If you stand in the Shepherds field and look across the deep ravine and up to the hill on which stands The Church of the Nativity in Bethlehem, you begin to understand the ruggedness and tightness of the geography of the region in which Jesus was born and the stage for the birth and gathering of those who came to see and pay homage to this little family and the child lying in the manger. Bethlehem is a small town, beautiful buildings have capped the simplicity of the ancient place Jesus would have known, and place of pilgrimage is weighed down and buried underneath monumental sacred buildings, suffocating the plain ground on which a manger and cattle stall would have stood.
The shepherds and locals would have come to the place to see this child, vulnerable and tiny, out of place as it were as there was no where else to stay, even for a pregnant woman, a stranger to the town, a curiosity as word of the incident spread.
Half a days walk for the shepherds, the most unrevered of all society being called to go and see and adore this thing, this birth, which has come to pass. And the resident animals too. A story we know, repeated over and over again and from time to time taking on new meaning given our own journies and circumstances. It’s a human story with a divine twist that invites us to contemplate the possibility and mystery of the divine being born into an unsettled and oppressed world.
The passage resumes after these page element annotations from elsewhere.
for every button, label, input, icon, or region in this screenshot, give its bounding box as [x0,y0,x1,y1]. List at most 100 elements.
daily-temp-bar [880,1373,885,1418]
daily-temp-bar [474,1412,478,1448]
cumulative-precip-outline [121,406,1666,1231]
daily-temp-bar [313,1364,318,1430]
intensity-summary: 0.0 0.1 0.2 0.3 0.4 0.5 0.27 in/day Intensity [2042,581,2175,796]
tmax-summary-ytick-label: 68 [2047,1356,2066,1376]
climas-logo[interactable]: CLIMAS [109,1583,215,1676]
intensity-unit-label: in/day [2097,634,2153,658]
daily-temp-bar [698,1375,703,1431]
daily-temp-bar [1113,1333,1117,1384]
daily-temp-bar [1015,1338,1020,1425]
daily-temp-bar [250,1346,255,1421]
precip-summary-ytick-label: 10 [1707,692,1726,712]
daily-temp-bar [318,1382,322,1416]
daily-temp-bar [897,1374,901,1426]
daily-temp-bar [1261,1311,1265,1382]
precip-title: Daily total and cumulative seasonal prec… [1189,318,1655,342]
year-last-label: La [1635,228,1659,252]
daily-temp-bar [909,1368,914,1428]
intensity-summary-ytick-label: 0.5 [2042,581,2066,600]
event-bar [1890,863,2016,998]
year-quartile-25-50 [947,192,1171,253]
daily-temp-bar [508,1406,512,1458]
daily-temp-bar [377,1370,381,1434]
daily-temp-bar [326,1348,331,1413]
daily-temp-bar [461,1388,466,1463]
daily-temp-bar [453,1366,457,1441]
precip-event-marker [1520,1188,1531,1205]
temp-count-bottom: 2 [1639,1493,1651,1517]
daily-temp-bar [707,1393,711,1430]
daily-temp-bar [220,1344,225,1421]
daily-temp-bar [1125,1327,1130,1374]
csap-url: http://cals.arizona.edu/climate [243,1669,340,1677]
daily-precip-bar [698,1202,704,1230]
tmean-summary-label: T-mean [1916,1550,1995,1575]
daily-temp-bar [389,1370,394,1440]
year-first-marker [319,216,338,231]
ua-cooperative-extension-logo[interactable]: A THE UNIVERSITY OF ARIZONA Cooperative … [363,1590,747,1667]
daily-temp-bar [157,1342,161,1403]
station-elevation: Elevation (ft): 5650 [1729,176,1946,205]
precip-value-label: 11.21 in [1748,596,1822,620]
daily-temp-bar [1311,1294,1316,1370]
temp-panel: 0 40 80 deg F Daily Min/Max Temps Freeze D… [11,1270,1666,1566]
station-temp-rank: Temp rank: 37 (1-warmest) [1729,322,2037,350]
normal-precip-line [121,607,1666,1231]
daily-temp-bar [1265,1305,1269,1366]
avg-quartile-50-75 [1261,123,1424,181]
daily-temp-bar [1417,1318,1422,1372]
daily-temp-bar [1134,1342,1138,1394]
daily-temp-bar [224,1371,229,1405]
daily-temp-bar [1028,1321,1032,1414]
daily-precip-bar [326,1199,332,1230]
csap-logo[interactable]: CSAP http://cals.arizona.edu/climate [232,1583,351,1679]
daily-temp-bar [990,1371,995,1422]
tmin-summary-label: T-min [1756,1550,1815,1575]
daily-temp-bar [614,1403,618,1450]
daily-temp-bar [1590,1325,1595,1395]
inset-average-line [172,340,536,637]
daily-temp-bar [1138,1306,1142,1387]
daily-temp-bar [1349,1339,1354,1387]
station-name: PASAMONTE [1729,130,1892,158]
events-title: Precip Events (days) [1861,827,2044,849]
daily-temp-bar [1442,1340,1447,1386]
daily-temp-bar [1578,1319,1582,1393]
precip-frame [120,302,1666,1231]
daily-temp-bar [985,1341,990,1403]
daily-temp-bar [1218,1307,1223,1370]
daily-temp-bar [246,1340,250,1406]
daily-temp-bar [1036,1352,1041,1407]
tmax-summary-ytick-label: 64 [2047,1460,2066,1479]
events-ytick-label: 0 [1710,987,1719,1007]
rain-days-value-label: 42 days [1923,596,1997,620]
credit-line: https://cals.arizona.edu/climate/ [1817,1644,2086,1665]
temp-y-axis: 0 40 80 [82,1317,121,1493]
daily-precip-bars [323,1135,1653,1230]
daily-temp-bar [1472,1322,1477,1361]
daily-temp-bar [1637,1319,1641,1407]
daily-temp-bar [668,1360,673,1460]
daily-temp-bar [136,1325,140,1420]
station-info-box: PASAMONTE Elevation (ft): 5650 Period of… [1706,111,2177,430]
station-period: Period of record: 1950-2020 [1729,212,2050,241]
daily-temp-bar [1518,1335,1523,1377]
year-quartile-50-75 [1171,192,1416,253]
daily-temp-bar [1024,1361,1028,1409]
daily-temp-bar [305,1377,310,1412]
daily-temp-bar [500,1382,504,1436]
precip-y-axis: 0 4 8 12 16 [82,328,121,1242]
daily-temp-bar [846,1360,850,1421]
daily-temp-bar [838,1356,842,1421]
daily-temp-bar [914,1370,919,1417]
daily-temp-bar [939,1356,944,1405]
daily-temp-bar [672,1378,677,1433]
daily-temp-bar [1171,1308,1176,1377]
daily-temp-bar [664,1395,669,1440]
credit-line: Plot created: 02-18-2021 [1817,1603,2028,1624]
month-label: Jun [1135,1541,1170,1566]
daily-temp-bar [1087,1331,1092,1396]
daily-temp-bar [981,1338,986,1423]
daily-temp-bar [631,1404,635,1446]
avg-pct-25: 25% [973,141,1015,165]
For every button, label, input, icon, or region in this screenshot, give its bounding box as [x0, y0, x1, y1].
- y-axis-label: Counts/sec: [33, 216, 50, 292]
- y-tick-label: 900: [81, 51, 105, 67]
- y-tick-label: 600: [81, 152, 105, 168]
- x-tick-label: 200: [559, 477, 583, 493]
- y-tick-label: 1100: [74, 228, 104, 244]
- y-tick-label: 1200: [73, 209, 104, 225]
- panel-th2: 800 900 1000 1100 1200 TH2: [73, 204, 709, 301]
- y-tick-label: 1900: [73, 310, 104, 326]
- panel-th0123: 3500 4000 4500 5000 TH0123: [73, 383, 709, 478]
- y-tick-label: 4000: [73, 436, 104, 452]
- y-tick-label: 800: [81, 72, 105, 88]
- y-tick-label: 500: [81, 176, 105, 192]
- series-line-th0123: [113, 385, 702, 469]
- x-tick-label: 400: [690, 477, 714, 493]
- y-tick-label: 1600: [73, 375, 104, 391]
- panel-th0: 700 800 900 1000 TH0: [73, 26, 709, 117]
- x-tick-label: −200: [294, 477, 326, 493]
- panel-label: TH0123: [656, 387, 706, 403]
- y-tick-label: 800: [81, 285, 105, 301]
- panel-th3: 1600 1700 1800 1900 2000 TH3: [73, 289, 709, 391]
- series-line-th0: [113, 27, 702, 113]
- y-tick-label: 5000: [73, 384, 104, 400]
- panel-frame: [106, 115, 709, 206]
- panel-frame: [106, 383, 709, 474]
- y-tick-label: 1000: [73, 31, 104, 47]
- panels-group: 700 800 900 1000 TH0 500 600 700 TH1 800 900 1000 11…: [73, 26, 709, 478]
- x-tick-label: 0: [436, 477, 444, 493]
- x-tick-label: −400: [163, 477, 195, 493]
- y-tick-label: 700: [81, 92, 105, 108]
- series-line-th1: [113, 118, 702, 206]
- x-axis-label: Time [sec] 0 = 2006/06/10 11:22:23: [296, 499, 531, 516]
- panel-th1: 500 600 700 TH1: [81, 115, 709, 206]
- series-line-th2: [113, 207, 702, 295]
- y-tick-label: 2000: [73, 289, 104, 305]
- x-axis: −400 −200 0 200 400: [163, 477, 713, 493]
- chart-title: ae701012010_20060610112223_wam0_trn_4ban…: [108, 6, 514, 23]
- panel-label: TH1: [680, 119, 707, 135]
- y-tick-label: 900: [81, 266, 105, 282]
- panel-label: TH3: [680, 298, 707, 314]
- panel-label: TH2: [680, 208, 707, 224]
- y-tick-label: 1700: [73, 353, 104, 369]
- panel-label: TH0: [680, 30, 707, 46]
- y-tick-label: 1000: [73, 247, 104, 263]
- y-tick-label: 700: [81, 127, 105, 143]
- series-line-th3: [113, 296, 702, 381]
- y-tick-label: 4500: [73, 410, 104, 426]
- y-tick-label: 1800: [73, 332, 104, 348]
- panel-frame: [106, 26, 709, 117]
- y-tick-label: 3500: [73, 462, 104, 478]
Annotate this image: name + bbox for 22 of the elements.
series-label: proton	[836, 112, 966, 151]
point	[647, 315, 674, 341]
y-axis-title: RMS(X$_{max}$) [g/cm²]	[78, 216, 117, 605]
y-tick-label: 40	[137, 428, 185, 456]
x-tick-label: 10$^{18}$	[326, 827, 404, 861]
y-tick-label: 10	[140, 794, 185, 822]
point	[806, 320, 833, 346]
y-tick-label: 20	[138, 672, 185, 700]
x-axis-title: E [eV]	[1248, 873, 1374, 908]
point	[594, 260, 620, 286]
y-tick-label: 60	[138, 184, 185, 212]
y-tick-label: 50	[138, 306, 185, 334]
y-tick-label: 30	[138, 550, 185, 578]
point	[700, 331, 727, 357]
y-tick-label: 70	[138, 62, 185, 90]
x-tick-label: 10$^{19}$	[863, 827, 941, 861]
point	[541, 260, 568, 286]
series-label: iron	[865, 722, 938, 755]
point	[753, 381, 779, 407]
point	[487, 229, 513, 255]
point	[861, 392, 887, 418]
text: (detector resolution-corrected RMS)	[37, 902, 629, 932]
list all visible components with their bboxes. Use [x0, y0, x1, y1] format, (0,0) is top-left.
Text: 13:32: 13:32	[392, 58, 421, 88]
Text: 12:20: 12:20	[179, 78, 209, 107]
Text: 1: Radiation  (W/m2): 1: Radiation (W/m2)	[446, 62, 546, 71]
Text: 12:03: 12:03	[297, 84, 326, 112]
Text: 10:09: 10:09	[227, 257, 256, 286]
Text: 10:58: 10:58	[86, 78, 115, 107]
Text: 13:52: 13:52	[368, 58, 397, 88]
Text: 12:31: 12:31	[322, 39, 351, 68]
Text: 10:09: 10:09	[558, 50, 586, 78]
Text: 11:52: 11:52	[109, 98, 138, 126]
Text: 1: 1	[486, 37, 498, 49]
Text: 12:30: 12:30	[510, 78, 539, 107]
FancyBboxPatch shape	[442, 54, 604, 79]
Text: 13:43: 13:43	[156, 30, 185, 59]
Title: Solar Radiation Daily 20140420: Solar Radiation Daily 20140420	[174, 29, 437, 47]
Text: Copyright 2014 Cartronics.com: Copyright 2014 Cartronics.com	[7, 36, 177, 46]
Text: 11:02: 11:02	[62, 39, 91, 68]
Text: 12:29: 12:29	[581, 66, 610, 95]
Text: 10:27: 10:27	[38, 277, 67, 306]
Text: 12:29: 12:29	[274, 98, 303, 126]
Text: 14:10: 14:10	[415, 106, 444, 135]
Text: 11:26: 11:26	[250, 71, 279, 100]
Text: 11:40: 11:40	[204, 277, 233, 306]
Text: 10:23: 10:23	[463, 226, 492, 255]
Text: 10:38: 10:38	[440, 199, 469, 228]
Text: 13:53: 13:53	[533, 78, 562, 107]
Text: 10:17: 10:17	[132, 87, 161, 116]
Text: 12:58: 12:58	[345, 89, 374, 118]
Roman leaders and Jewish teachers disturbed and unsettled by the possibility that prophesy and truth have finally met in an incarnation that has caused the divine to physically intersect with the world they saw as their domain and control with God on the side and strictly reserved for the pages of scripture and academic debate.
God comes to us earthlings, as one of us and as fragile and vulnerable as any new born, visited by the most ordinary of societies true participants in poverty and seemingly subject to all the risks and dangers as everybody else. The human gift has been seen, acknowledged, adored and exclaimed.
But there is another level. The recognition of the baby’s divine purpose and fulfillment of all that has been promised, from those who had travelled from afar, without bias, positive or negative, come to tell it how it will be and to confirm this is now how history will unfold and how the oppressed will ultimately be set free.
No wonder they choose to go home by another way. Why put the word become flesh back into the hands of the oppressors. This child has to find, like the wise men, another way, a new path, a new beginning to save all the people. And it begins with the ordinary and the rawness of the scene set by a poor couple’s circumstances mirroring those of millions through the ages whose circumstances are the similar, no where to lay their heads. But in this birth, new hope given to the poor, the oppressed, the hungry, those who are waiting and expectant for the sort of salvation, righteousness and truth that will bring a new age and relationship of closeness and mercy to which we can face this God of love with confidence and hope. And that we may become like him, because in his divine humanity, mercy and truth have kissed one another and we finally see God in our truth and understand something more of the divine nature which lies within each of us. To live in love and goodness, to show mercy to one another in our daily encounters.
The wise men saw all this and mysteriously disappeared back to the places from which they came. Mary pondering all these things in her heart, Joseph remaining obedient, soon to be refugees as they flee for protection amidst the great speculation and unrest that resulted, in the oppression of the times.
What can I give him, poor as I am. I give him my heart.
Bless you as we begin, exiled to the confines of our homes, the great journey into the season of epiphany, that as we receive the truth and ponder the mystery of this gift, that our journey home maybe a new path, another way, to the God who in the birth of Jesus offered us a new way, a living way.